Aufklärungsrüge bei unzureichender Ausschöpfung des Sachverständigenbeweises.

§ 78 StPO; § 80 StPO; § 244 Abs. 2 StPO; § 344 Abs. 2 Satz 2 StPO

Leitsatz des Bearbeiters

In welchem Umfang ein Sachverständiger der Beweisaufnahme beiwohnt, steht im pflichtgemäßen Ermessen des Gerichts. Will der Beschwerdeführer rügen, dass der Sachverständige nur bei einem Teil der Beweisaufnahme anwesend war, muss er eine zulässige Aufklärungsrüge nach § 244 Abs. 2 StPO erheben.

Entscheidungstenor

Die Revision des Angeklagten gegen das Urteil des Landgerichts Hamburg vom 4. Oktober 2022 wird als unbegründet verworfen, da die Nachprüfung des Urteils auf Grund der Revisionsrechtfertigung keinen Rechtsfehler zum Nachteil des Angeklagten ergeben hat.

Der Beschwerdeführer hat die Kosten des Rechtsmittels zu tragen.

Der Senat bemerkt ergänzend zur Antragsschrift des Generalbundesanwalts:

Die Verfahrensbeanstandung, mit der die Revision einen „Verstoß gegen §§ 72 ff. StPO“ rügt, ist schon unzulässig, weil sie nicht den Anforderungen des § 344 Abs. 2 Satz 2 StPO entspricht.
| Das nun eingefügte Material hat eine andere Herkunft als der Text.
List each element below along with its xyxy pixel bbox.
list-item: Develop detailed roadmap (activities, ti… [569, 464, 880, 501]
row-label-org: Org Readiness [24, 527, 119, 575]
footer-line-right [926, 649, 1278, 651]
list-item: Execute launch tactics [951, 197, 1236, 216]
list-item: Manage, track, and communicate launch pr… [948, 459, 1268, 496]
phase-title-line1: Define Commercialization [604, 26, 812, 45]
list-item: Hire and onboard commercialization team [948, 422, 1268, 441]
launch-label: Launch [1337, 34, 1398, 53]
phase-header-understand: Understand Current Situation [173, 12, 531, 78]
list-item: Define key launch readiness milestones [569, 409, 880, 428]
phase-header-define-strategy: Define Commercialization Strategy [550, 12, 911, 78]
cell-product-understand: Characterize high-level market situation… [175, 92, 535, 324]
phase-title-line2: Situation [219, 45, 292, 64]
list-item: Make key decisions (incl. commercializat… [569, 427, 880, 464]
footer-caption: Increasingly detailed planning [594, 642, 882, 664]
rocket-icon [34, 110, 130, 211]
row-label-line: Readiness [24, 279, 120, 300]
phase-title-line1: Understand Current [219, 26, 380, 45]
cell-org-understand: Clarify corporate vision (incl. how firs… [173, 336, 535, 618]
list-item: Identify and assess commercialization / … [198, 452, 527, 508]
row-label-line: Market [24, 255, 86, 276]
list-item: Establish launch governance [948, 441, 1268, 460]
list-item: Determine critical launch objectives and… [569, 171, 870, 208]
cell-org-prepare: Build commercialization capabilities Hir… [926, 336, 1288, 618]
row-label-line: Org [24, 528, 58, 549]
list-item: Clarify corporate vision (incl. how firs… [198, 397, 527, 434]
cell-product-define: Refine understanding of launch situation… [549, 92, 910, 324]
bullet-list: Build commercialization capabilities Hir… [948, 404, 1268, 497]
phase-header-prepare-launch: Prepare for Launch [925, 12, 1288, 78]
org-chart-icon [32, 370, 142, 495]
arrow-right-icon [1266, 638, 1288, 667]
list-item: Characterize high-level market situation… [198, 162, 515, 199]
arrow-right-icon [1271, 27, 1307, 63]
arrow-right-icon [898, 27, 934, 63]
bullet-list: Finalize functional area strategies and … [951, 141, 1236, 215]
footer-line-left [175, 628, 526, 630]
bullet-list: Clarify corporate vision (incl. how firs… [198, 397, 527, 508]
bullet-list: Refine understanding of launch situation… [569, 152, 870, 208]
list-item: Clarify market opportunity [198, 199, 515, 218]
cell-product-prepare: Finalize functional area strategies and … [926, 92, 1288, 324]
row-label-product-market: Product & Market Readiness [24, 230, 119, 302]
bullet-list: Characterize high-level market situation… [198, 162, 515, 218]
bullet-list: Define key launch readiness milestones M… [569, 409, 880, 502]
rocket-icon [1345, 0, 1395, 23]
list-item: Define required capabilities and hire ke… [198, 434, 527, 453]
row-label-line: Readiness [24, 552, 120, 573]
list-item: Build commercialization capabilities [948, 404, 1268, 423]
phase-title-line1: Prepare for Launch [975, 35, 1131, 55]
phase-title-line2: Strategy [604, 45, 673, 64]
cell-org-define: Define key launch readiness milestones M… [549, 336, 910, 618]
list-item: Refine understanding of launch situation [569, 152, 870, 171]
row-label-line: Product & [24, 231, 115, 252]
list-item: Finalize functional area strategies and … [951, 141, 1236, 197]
Der Beschwerdeführer hat beanstandet, dass der vom Gericht zur Frage der Schuldfähigkeit herangezogene psychiatrische Sachverständige nicht bei sämtlichen Zeugenvernehmungen in der Hauptverhandlung anwesend gewesen sei. In welchem Umfang ein Sachverständiger der Beweisaufnahme beiwohnt, steht indes im pflichtgemäßen Ermessen des Gerichts. Will der Beschwerdeführer rügen, dass der Sachverständige nur bei einem Teil der Beweisaufnahme anwesend war, muss er daher eine zulässige Aufklärungsrüge nach § 244 Abs. 2 StPO erheben (vgl. BGH, Urteil vom 4. Dezember 1951 - 1 StR 530/51, BGHSt 2, 25, 27 f.; vom 22. Juli 1964 - 2 StR 247/64, BGHSt 19, 367, 370 f.; Meyer-Goßner/Schmitt, StPO, 66. Aufl., § 80 Rn. 5 f.; MüKoStPO/Trück, 2. Aufl., § 80 Rn. 14, 16).

Den an die Zulässigkeit einer Rüge der Verletzung des § 244 Abs. 2 StPO zu stellenden Anforderungen (vgl. hierzu BGH, Urteil vom 14. Dezember 2022 - 6 StR 338/22, NStZ-RR 2023, 81 mwN) ist der Beschwerdeführer nicht gerecht geworden. Er hat weder vorgetragen, welchen Vernehmungen der Sachverständige beigewohnt, noch an welchen er nicht teilgenommen hat. Zudem hat er nicht mitgeteilt, zu welchen Themen die betreffenden Zeugen ausgesagt haben. Darüber hinaus hätte der Beschwerdeführer vortragen müssen, ob das Gericht den Sachverständigen vom Inhalt in seiner Abwesenheit erhobener Beweise unterrichtet hat. Ohne diese Informationen kann der Senat aber nicht überprüfen, ob sich das Gericht dazu gedrängt hätte sehen müssen, für die Anwesenheit des Sachverständigen bei weiteren Zeugenvernehmungen Sorge zu tragen.